If he still has not responded, Ezra's doctor assured us that she does not think that it is because of Hyper IgM Syndrome. She said that the communication between the T cells and B cells that is needed for B cells to make antibodies (and what Ezra's immune system was not able to do prior to transplant) is the last function to come back post-transplant, especially in T cell depleted transplants. She is optimistic that if we can get him off the immune suppressant, then with time the ability to make antibodies will come. His IgG also stayed the same for the past two weeks. It would be reassuring to all if we can see an increase in IgG, but we will certainly take stability - and it buys us another two weeks without IVIG. 

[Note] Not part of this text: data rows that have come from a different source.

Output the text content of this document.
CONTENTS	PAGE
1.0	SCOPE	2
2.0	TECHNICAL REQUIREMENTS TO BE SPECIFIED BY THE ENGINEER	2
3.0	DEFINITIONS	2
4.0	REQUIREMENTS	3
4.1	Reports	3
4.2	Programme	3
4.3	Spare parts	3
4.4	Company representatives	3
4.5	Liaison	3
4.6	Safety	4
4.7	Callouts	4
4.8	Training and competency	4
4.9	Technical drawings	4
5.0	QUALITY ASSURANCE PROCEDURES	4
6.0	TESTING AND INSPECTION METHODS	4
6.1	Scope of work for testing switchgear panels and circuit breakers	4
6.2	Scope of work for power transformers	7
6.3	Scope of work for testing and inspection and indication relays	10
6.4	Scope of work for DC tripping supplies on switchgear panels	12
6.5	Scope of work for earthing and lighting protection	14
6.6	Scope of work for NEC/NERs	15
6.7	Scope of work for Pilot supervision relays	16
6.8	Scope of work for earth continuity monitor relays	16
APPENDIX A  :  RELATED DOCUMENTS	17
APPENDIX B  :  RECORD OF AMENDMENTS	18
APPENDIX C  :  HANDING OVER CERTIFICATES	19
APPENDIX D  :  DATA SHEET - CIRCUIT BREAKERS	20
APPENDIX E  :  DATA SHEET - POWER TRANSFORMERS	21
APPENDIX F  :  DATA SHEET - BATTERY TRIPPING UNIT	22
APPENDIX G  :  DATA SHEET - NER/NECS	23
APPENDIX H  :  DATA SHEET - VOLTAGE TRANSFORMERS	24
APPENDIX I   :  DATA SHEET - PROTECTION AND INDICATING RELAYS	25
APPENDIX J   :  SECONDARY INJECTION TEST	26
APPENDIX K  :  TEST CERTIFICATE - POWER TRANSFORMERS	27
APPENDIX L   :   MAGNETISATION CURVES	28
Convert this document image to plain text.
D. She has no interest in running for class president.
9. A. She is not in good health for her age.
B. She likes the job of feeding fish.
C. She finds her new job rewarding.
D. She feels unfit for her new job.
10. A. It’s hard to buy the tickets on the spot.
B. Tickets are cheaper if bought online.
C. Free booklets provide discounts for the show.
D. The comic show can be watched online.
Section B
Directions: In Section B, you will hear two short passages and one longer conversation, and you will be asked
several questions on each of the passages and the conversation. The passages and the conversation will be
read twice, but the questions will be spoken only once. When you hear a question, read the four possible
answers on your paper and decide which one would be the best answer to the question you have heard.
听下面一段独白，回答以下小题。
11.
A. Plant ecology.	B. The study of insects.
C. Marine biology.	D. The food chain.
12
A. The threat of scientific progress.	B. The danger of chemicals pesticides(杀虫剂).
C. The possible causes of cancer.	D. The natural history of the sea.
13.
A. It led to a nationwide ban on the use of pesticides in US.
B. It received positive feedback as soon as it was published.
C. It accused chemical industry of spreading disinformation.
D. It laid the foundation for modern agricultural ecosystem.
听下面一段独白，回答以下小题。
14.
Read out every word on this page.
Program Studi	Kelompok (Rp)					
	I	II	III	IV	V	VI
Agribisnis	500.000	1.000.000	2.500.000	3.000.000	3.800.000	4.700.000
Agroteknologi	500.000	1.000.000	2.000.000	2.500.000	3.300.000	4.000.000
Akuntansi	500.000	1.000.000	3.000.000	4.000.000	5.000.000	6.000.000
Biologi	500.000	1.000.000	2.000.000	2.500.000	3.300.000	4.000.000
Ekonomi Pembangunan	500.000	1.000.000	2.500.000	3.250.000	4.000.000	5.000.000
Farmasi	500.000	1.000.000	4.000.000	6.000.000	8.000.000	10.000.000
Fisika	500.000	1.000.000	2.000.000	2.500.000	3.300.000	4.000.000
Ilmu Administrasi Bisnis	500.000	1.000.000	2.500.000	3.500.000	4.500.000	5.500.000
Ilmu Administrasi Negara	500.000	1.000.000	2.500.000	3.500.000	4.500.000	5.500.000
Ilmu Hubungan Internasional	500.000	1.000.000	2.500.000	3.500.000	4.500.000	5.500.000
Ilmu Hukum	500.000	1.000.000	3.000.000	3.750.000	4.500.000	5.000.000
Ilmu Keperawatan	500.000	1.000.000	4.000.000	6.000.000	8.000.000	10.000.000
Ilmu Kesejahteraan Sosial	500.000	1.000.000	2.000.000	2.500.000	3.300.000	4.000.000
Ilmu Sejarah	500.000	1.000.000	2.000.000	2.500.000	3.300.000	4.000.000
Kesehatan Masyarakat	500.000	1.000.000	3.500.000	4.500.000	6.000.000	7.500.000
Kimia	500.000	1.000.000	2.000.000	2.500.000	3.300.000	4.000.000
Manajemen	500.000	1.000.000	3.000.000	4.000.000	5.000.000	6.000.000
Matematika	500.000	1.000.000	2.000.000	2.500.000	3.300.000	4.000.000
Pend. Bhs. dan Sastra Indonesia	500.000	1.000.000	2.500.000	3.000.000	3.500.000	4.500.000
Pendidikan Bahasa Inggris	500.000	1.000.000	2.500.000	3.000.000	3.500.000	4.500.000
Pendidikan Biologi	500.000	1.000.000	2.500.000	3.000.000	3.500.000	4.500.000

Ezra's doctor also explained that Ezra is in a safer place in terms of handling an infection now that he has more T cells and their function is improving. They are most concerned when there are low numbers of T cells and they aren't functioning. We obviously don't want to test this out, but it was very good to hear that he is making progress. Another T cell check is cooking in the lab and we should have the results in a couple of weeks. 

Thankfully, we have started weaning the immune suppressant. The wean will be slow over several months. He is still on a very low dose of steroids and we will hold him on this dose for now while we wean the immune suppressant. We are praying that he doesn't have an auto antibody flare up while we are weaning. 

Despite all the uncertainty, we are starting to feel like there are slivers of hope for the future. For the first time, I bought a shirt for Ezra during the holiday sales to put away for next year. I had never before allowed myself to buy something in advance for him. It always seemed presumptuous to think there would be a next year. Throughout this journey we've learned the hard way to never think ahead and to take each day at a time. We are starting to allow ourselves little glimmers of a healthy future, and we so hope we aren't proved wrong.